I recently reported the die off of sea lions off of the coast of California. Hattie Nestle shared with me Yoichi Shimatsu’s report of using a Geiger counter near San Onofre reactor looking at sea life. Yoichi used a Radex radiation detector, which measures information on a 40 second sample. It seems to be an end plate design. Baseline data is about .13 microseverts per hour, which is consistent with the data I have found. This short sample time can lead to great variabiliity in results. I have found that averages of 13 can vary from lows of 5 to highs in the 30’s. Much of what he reported to be high could be variability. However, he also reported:
A quick scan with a dosimeter revealed that the sea lion was radioactive. More careful measurements disclosed a shocking 0.48 microsieverts in the heart and liver region.

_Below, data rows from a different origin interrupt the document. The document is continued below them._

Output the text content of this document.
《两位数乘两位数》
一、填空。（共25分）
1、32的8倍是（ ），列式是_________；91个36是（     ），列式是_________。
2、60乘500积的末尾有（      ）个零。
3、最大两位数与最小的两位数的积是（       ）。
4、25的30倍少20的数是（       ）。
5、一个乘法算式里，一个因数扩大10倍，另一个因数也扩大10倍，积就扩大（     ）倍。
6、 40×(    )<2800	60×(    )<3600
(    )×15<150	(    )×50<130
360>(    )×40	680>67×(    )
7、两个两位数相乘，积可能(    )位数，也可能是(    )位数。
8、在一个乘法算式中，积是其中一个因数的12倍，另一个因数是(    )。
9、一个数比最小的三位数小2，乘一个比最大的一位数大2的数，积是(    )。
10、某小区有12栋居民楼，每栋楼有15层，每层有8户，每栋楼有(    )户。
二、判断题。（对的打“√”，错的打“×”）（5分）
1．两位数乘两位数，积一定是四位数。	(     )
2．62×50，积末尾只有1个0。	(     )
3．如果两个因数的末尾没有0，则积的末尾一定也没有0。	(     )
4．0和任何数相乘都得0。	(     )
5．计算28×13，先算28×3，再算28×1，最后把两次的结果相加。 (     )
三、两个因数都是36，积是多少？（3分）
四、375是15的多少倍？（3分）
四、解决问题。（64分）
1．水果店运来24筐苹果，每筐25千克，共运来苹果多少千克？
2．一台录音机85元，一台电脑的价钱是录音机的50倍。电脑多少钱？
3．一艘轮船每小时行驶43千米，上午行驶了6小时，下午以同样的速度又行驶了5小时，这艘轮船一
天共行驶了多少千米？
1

This quick scan shows a result that is 3.7 times baseline does seem significant and consistent with the hypothesis that the there was radioactivity concentrated in the sea lion. At this point a longer scan of 5-10 minutes would increase the value of this data. HIs report that the boat is radioactive at .13 microseverts is puzzling, as that is consistent with baseline radiation. His observation of high levels of 1.2 microseverts in Japan is a correct assessment of high levels.
Some wonder how this could happen, because the ocean is so large. Part of the answer is that biological tissues avidly take up potassium, because it is so rare, being only 400 parts per million in the ocean, but a major component of intracellular electrolytes The tissues cannot distinguish potassium and cesium. Thus, cesium will be actively taken up by tissues, starting with plankton and up the food chain to the sea lions.
Japan Experts: Up to 93 billion becquerels a day may still be leaking into Pacific from Fukushima plant, much in the form of cesium 137.
Radioactivity continues to leak, and life from plankton to sea lions will be effected.